Трудно сказать, как в других, а в гареме Иоана Аркадьевича лишних денег не скапливалось.
Но на жизнь хватало. Толстолобика приобрести.
(Им тогда все-таки ухитрилась позавтракать Маряся, угадав момент, когда в ванной никого не было. Кошку за это вышвырнули, но потом снова впустили — уже на птичьих правах.)
В квартире водилась также косметика; легко было обнаружить и запрятанную в белье «в стирку» гармошку турецкого печенья, которое можно было съесть, а можно — произвести опыт: поджечь и смотреть, как горит. (Особенно любила поджигать печенье Магдалена Юсуповна, созвав для такого священнодействия всех детей и Фариду, любившую все, что связано с огнем.)

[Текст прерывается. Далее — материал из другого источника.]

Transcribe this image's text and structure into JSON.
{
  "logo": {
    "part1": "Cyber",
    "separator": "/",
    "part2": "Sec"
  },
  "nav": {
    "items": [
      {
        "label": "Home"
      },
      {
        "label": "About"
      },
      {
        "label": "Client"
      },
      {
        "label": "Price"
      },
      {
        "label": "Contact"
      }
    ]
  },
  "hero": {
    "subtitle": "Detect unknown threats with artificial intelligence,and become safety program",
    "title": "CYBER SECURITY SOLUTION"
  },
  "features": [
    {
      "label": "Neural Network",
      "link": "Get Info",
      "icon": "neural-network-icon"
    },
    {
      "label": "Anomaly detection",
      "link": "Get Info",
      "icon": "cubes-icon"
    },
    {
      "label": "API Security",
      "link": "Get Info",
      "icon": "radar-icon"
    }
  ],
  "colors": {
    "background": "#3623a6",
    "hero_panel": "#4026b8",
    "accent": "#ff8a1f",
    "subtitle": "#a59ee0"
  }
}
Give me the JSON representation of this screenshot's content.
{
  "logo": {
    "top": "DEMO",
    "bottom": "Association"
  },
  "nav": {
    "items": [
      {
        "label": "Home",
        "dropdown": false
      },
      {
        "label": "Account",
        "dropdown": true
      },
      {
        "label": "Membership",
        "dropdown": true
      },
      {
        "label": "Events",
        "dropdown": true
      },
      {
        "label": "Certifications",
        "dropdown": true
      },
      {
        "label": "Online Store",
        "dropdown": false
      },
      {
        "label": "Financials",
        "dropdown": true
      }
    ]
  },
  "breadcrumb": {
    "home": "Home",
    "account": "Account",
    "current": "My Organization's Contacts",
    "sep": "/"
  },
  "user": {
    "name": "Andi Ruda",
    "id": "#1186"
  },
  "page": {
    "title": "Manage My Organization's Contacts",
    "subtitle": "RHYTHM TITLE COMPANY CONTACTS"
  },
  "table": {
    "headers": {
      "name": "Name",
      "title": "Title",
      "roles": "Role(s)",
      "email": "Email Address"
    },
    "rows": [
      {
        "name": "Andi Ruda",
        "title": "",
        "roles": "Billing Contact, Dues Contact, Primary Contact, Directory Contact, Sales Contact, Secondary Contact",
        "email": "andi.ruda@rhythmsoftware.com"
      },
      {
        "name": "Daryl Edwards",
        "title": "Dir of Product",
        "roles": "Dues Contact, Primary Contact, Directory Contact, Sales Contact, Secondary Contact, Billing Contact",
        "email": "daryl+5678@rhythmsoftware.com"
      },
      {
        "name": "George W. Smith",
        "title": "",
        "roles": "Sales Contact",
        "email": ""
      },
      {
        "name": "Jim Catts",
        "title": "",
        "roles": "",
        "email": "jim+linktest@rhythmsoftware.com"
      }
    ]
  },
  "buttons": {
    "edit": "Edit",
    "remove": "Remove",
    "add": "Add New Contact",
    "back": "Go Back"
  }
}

Никто из жен, естественно, не работал — это был настоящий гарем, а не коммуна. Ответственным за добычу денег был сам Иоан Аркадьевич.
Ежедневно он просыпался от старушечьего покряхтывания будильника, выпивал эмалированную кружку чая без заварки и уходил за сбором дани.
Дань собиралась, где придется.
В пестрых, свежеотремонтированных квартирах на Дархане.
В пустых, богатых сквозняками домах культуры.
В сонных издательствах, напоминавших полигоны компьютерных игр и дегустационные цеха паленого кофе.
В подземных переходах, чья богатая акустика, давно оцененная попрошайками, казалось, сама вырывала изо рта песню и разносила ее над заплеванным мрамором.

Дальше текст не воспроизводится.